Maybe someone knows a proper way out of this situation? This is not a production k3s installation, but I invested some time in getting it where it was and would like not to lose the data stored in longhorn. It’s a 3 server 3 agent cluster and I am using kube-hetzner.
if [[ ${KUBERNETES_SERVICE_HOST} =~ .*:.* ]]; then
echo "KUBERNETES_SERVICE_HOST is using IPv6"
CHART="${CHART//%\{KUBERNETES_API\}%/[${KUBERNETES_SERVICE_HOST}]:${KUBERNETES_SERVICE_PORT}}"
else
CHART="${CHART//%\{KUBERNETES_API\}%/${KUBERNETES_SERVICE_HOST}:${KUBERNETES_SERVICE_PORT}}"
fi
set +v -x
+ [[ '' == \v\2 ]]
+ shopt -s nullglob
+ [[ -f /config/ca-file.pem ]]
+ [[ -f /tmp/ca-file.pem ]]
+ [[ false == \t\r\u\e ]]
+ [[ false == \t\r\u\e ]]
+ [[ -n '' ]]
+ helm_content_decode
+ set -e
+ ENC_CHART_PATH=/chart/longhorn.tgz.base64
+ CHART_PATH=/tmp/longhorn.tgz
+ [[ ! -f /chart/longhorn.tgz.base64 ]]
+ return
+ [[ install != \d\e\l\e\t\e ]]
+ helm_repo_init
+ grep -q -e 'https\?://'
+ [[ longhorn/longhorn == stable/* ]]
+ [[ -n https://charts.longhorn.io ]]
+ [[ -f /auth/username ]]
+ [[ -f /auth/tls.crt ]]
+ helm repo add longhorn https://charts.longhorn.io
"longhorn" already exists with the same configuration, skipping
+ helm repo update
Hang tight while we grab the latest from your chart repositories...

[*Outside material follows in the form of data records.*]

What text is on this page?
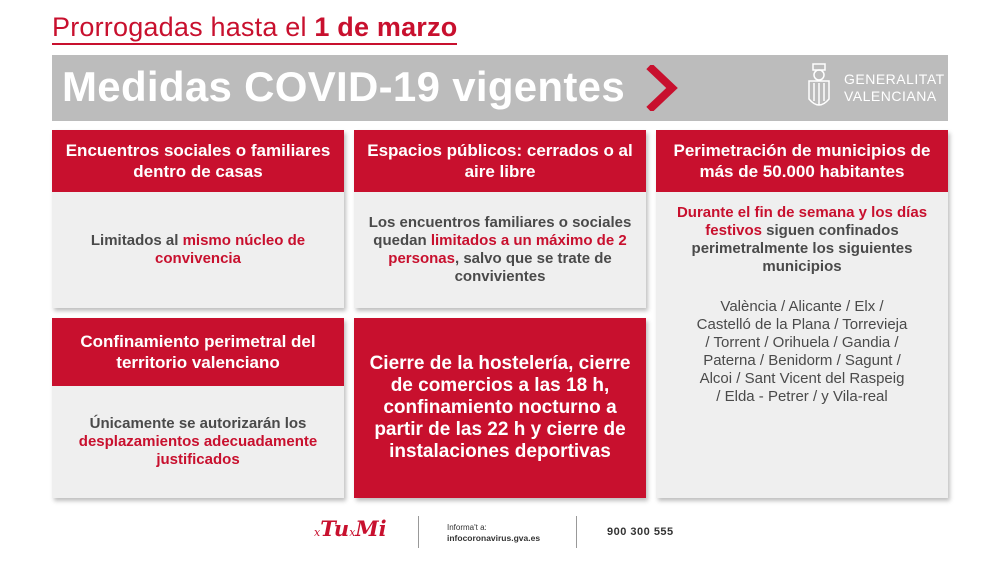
Prorrogadas hasta el 1 de marzo
Medidas COVID-19 vigentes	GENERALITAT
VALENCIANA
Encuentros sociales o familiares dentro de casas

Limitados al mismo núcleo de convivencia

Espacios públicos: cerrados o al aire libre

Los encuentros familiares o sociales quedan limitados a un máximo de 2 personas, salvo que se trate de convivientes

Perimetración de municipios de más de 50.000 habitantes

Durante el fin de semana y los días festivos siguen confinados perimetralmente los siguientes municipios

València / Alicante / Elx / Castelló de la Plana / Torrevieja / Torrent / Orihuela / Gandia / Paterna / Benidorm / Sagunt / Alcoi / Sant Vicent del Raspeig / Elda - Petrer / y Vila-real

Confinamiento perimetral del territorio valenciano

Únicamente se autorizarán los desplazamientos adecuadamente justificados

Cierre de la hostelería, cierre de comercios a las 18 h, confinamiento nocturno a partir de las 22 h y cierre de instalaciones deportivas

xTuxMi	Informa't a:
infocoronavirus.gva.es	900 300 555
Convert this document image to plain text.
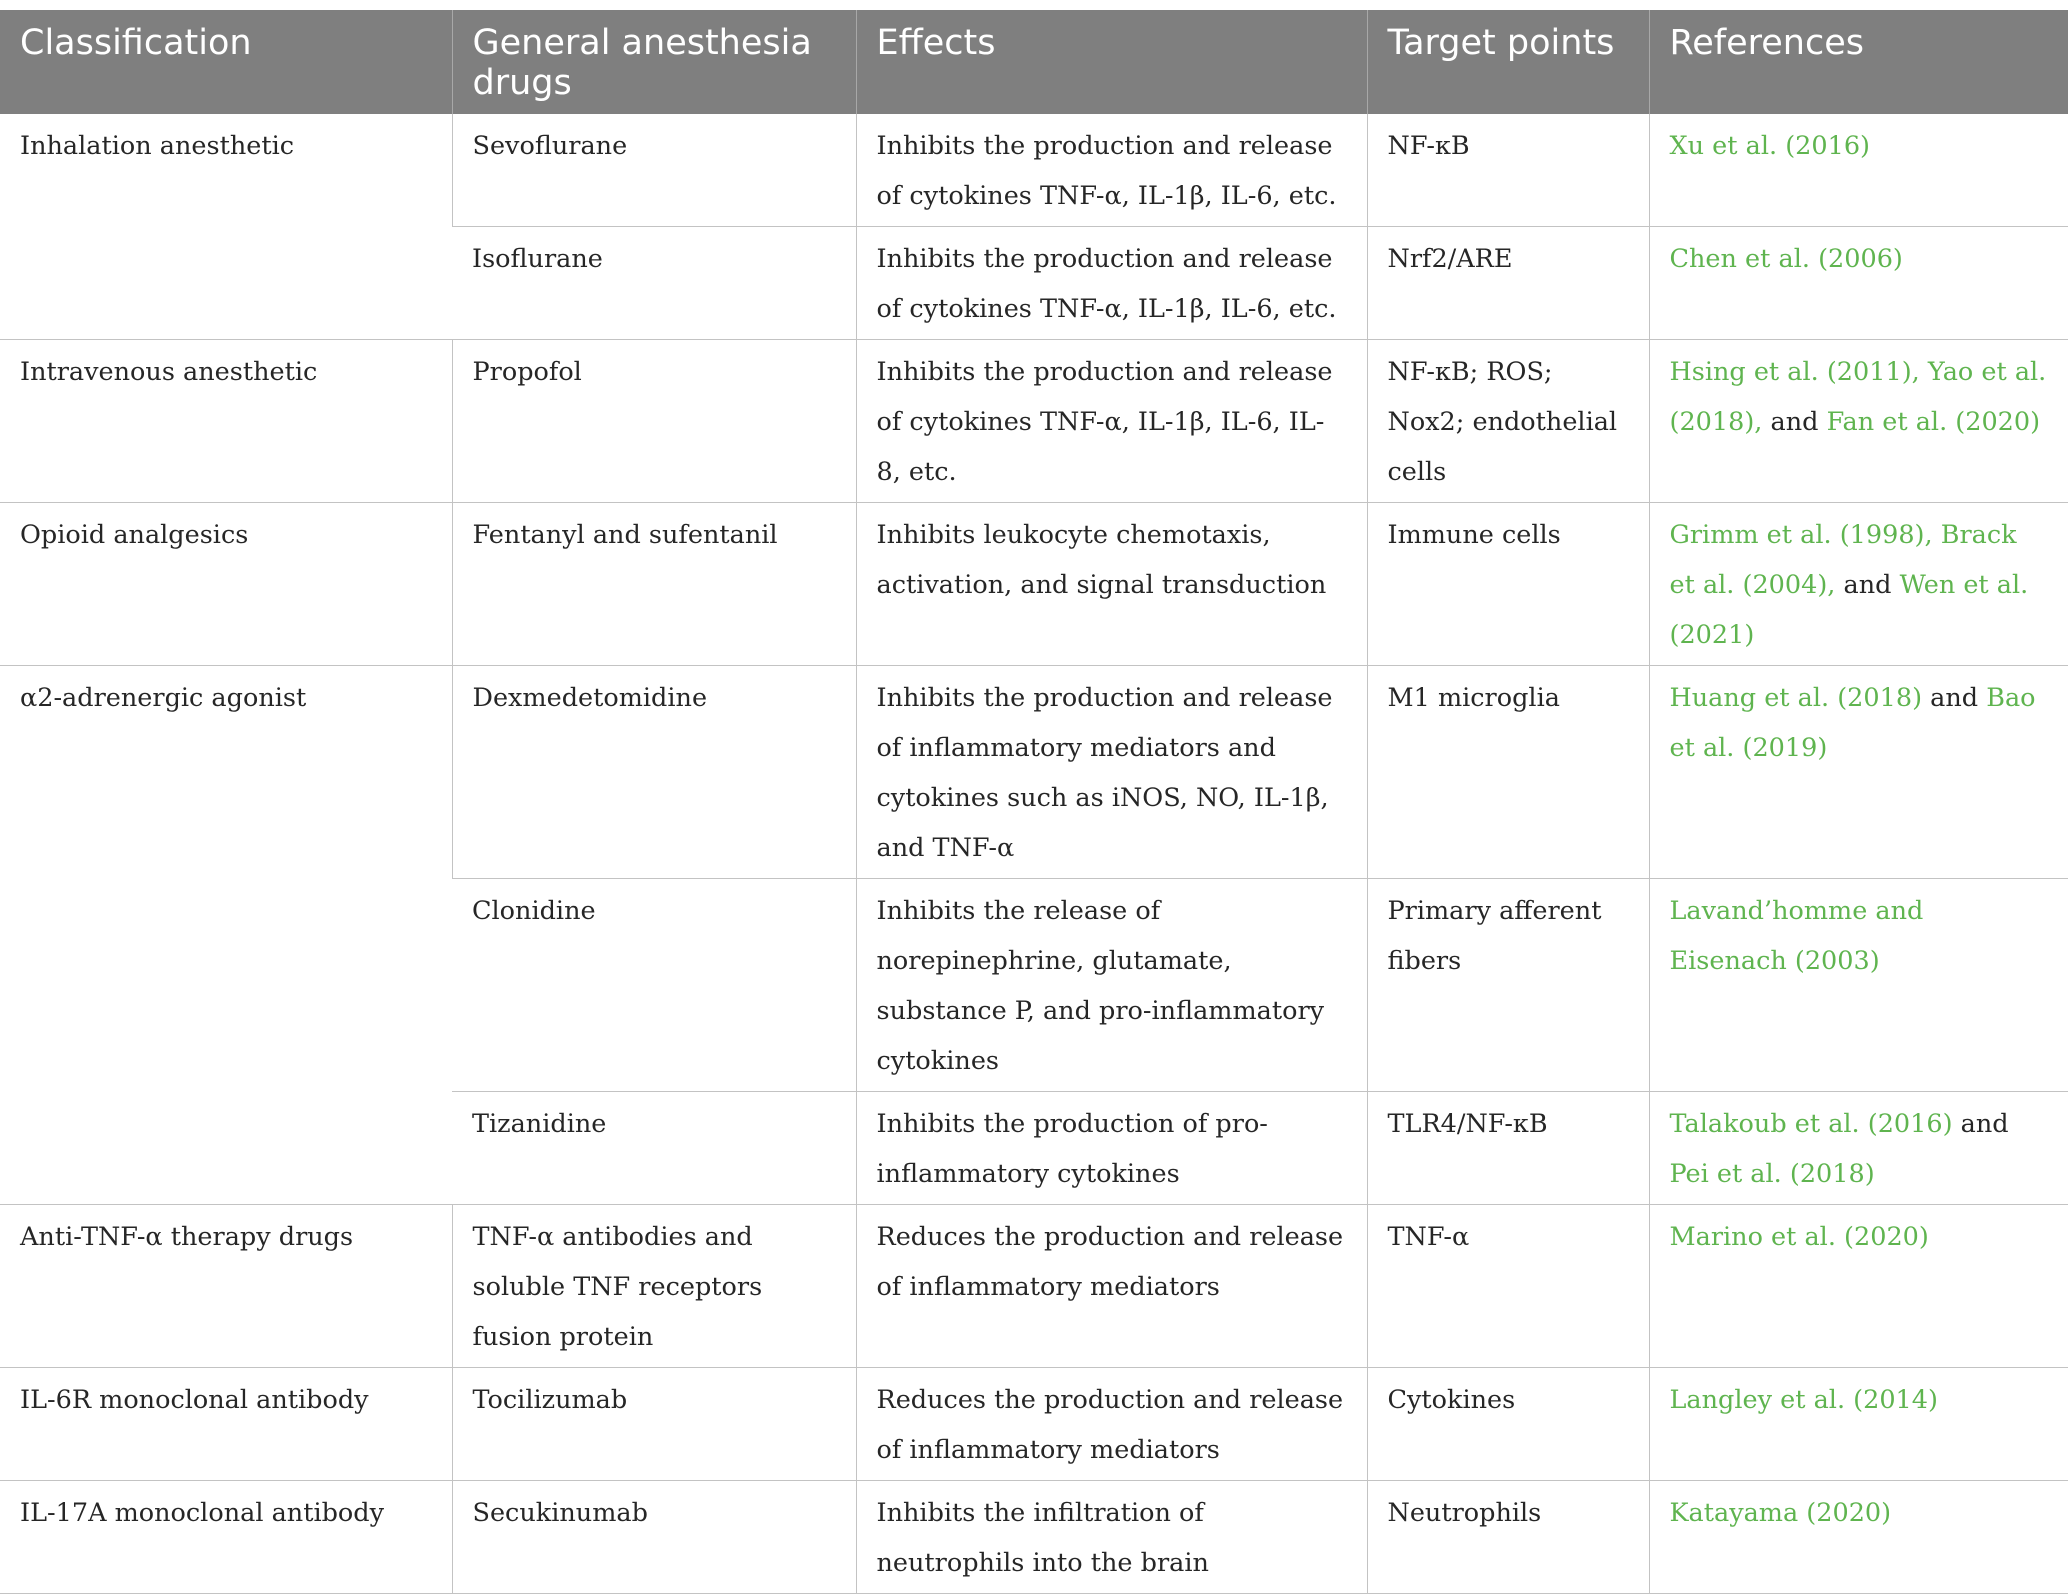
Classification	General anesthesia drugs	Effects	Target points	References
Inhalation anesthetic	Sevoflurane	Inhibits the production and release of cytokines TNF-α, IL-1β, IL-6, etc.	NF-κB	Xu et al. (2016)
	Isoflurane	Inhibits the production and release of cytokines TNF-α, IL-1β, IL-6, etc.	Nrf2/ARE	Chen et al. (2006)
Intravenous anesthetic	Propofol	Inhibits the production and release of cytokines TNF-α, IL-1β, IL-6, IL-8, etc.	NF-κB; ROS; Nox2; endothelial cells	Hsing et al. (2011), Yao et al. (2018), and Fan et al. (2020)
Opioid analgesics	Fentanyl and sufentanil	Inhibits leukocyte chemotaxis, activation, and signal transduction	Immune cells	Grimm et al. (1998), Brack et al. (2004), and Wen et al. (2021)
α2-adrenergic agonist	Dexmedetomidine	Inhibits the production and release of inflammatory mediators and cytokines such as iNOS, NO, IL-1β, and TNF-α	M1 microglia	Huang et al. (2018) and Bao et al. (2019)
	Clonidine	Inhibits the release of norepinephrine, glutamate, substance P, and pro-inflammatory cytokines	Primary afferent fibers	Lavand’homme and Eisenach (2003)
	Tizanidine	Inhibits the production of pro-inflammatory cytokines	TLR4/NF-κB	Talakoub et al. (2016) and Pei et al. (2018)
Anti-TNF-α therapy drugs	TNF-α antibodies and soluble TNF receptors fusion protein	Reduces the production and release of inflammatory mediators	TNF-α	Marino et al. (2020)
IL-6R monoclonal antibody	Tocilizumab	Reduces the production and release of inflammatory mediators	Cytokines	Langley et al. (2014)
IL-17A monoclonal antibody	Secukinumab	Inhibits the infiltration of neutrophils into the brain	Neutrophils	Katayama (2020)
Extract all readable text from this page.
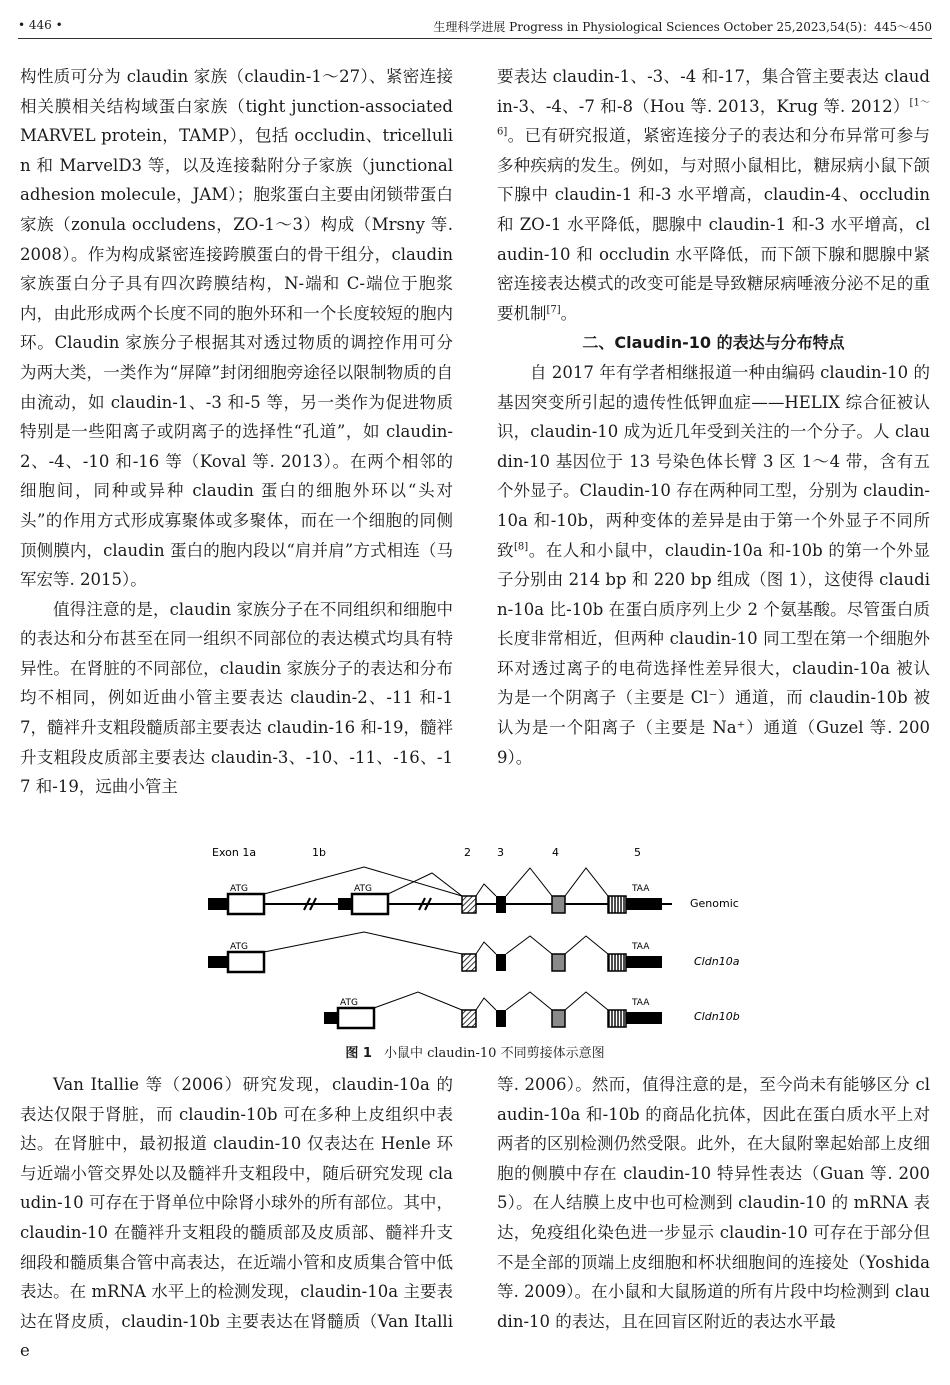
• 446 •	生理科学进展 Progress in Physiological Sciences October 25,2023,54(5)：445～450

构性质可分为 claudin 家族（claudin-1～27）、紧密连接相关膜相关结构域蛋白家族（tight junction-associated MARVEL protein，TAMP），包括 occludin、tricellulin 和 MarvelD3 等，以及连接黏附分子家族（junctional adhesion molecule，JAM）；胞浆蛋白主要由闭锁带蛋白家族（zonula occludens，ZO-1～3）构成（Mrsny 等. 2008）。作为构成紧密连接跨膜蛋白的骨干组分，claudin 家族蛋白分子具有四次跨膜结构，N-端和 C-端位于胞浆内，由此形成两个长度不同的胞外环和一个长度较短的胞内环。Claudin 家族分子根据其对透过物质的调控作用可分为两大类，一类作为“屏障”封闭细胞旁途径以限制物质的自由流动，如 claudin-1、-3 和-5 等，另一类作为促进物质特别是一些阳离子或阴离子的选择性“孔道”，如 claudin-2、-4、-10 和-16 等（Koval 等. 2013）。在两个相邻的细胞间，同种或异种 claudin 蛋白的细胞外环以“头对头”的作用方式形成寡聚体或多聚体，而在一个细胞的同侧顶侧膜内，claudin 蛋白的胞内段以“肩并肩”方式相连（马军宏等. 2015）。

值得注意的是，claudin 家族分子在不同组织和细胞中的表达和分布甚至在同一组织不同部位的表达模式均具有特异性。在肾脏的不同部位，claudin 家族分子的表达和分布均不相同，例如近曲小管主要表达 claudin-2、-11 和-17，髓袢升支粗段髓质部主要表达 claudin-16 和-19，髓袢升支粗段皮质部主要表达 claudin-3、-10、-11、-16、-17 和-19，远曲小管主

要表达 claudin-1、-3、-4 和-17，集合管主要表达 claudin-3、-4、-7 和-8（Hou 等. 2013，Krug 等. 2012）[1～6]。已有研究报道，紧密连接分子的表达和分布异常可参与多种疾病的发生。例如，与对照小鼠相比，糖尿病小鼠下颌下腺中 claudin-1 和-3 水平增高，claudin-4、occludin 和 ZO-1 水平降低，腮腺中 claudin-1 和-3 水平增高，claudin-10 和 occludin 水平降低，而下颌下腺和腮腺中紧密连接表达模式的改变可能是导致糖尿病唾液分泌不足的重要机制[7]。

二、Claudin-10 的表达与分布特点

自 2017 年有学者相继报道一种由编码 claudin-10 的基因突变所引起的遗传性低钾血症——HELIX 综合征被认识，claudin-10 成为近几年受到关注的一个分子。人 claudin-10 基因位于 13 号染色体长臂 3 区 1～4 带，含有五个外显子。Claudin-10 存在两种同工型，分别为 claudin-10a 和-10b，两种变体的差异是由于第一个外显子不同所致[8]。在人和小鼠中，claudin-10a 和-10b 的第一个外显子分别由 214 bp 和 220 bp 组成（图 1），这使得 claudin-10a 比-10b 在蛋白质序列上少 2 个氨基酸。尽管蛋白质长度非常相近，但两种 claudin-10 同工型在第一个细胞外环对透过离子的电荷选择性差异很大，claudin-10a 被认为是一个阴离子（主要是 Cl⁻）通道，而 claudin-10b 被认为是一个阳离子（主要是 Na⁺）通道（Guzel 等. 2009）。

Exon 1a	1b	2 3	4	5
ATG	ATG	TAA
Genomic
ATG	TAA
Cldn10a
ATG	TAA
Cldn10b
图 1 小鼠中 claudin-10 不同剪接体示意图

Van Itallie 等（2006）研究发现，claudin-10a 的表达仅限于肾脏，而 claudin-10b 可在多种上皮组织中表达。在肾脏中，最初报道 claudin-10 仅表达在 Henle 环与近端小管交界处以及髓袢升支粗段中，随后研究发现 claudin-10 可存在于肾单位中除肾小球外的所有部位。其中，claudin-10 在髓袢升支粗段的髓质部及皮质部、髓袢升支细段和髓质集合管中高表达，在近端小管和皮质集合管中低表达。在 mRNA 水平上的检测发现，claudin-10a 主要表达在肾皮质，claudin-10b 主要表达在肾髓质（Van Itallie

等. 2006）。然而，值得注意的是，至今尚未有能够区分 claudin-10a 和-10b 的商品化抗体，因此在蛋白质水平上对两者的区别检测仍然受限。此外，在大鼠附睾起始部上皮细胞的侧膜中存在 claudin-10 特异性表达（Guan 等. 2005）。在人结膜上皮中也可检测到 claudin-10 的 mRNA 表达，免疫组化染色进一步显示 claudin-10 可存在于部分但不是全部的顶端上皮细胞和杯状细胞间的连接处（Yoshida 等. 2009）。在小鼠和大鼠肠道的所有片段中均检测到 claudin-10 的表达，且在回盲区附近的表达水平最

...Successfully got an update from the "longhorn" chart repository
Update Complete. ÔÄêHappy Helming!ÔÄê
+ helm_update install --namespace longhorn-system --version '*'
++ ++ jq -r '"\(.[0].chart),\(.[0].status)"'
helm ls --all -f '^longhorn$' --namespace longhorn-system --output json
++ tr '' ''
+ LINE=longhorn-1.7.1,uninstalling
+ IFS=,
+ read -r INSTALLED_VERSION STATUS _
+ VALUES=
+ for VALUES_FILE in /config/*.yaml
+ VALUES=' --values /config/values-01_HelmChart.yaml'
+ [[ install = \d\e\l\e\t\e ]]
+ [[ longhorn-1.7.1 =~ ^(|null)$ ]]
+ [[ uninstalling =~ ^(pending-install|pending-upgrade|pending-rollback|uninstalling)$ ]]
Previous helm job was interrupted, updating status from uninstalling to failed
+ echo Previous helm job was interrupted, updating status from uninstalling to failed
+ echo 'Resetting helm release status from '\''uninstalling'\'' to '\''failed'\'''
+ helm set-status longhorn failed --namespace longhorn-system
2024/09/24 05:12:14 release longhorn status updated
+ [[ uninstalling == \p\e\n\d\i\n\g\-\u\p\g\r\a\d\e ]]
+ STATUS=failed
+ [[ failed =~ ^deployed$ ]]
+ [[ failed =~ ^(deleted|failed|null|unknown)$ ]]
+ [[ reinstall == \r\e\i\n\s\t\a\l\l ]]
+ echo 'Uninstalling failed helm chart'
+ helm uninstall longhorn --namespace longhorn-system --wait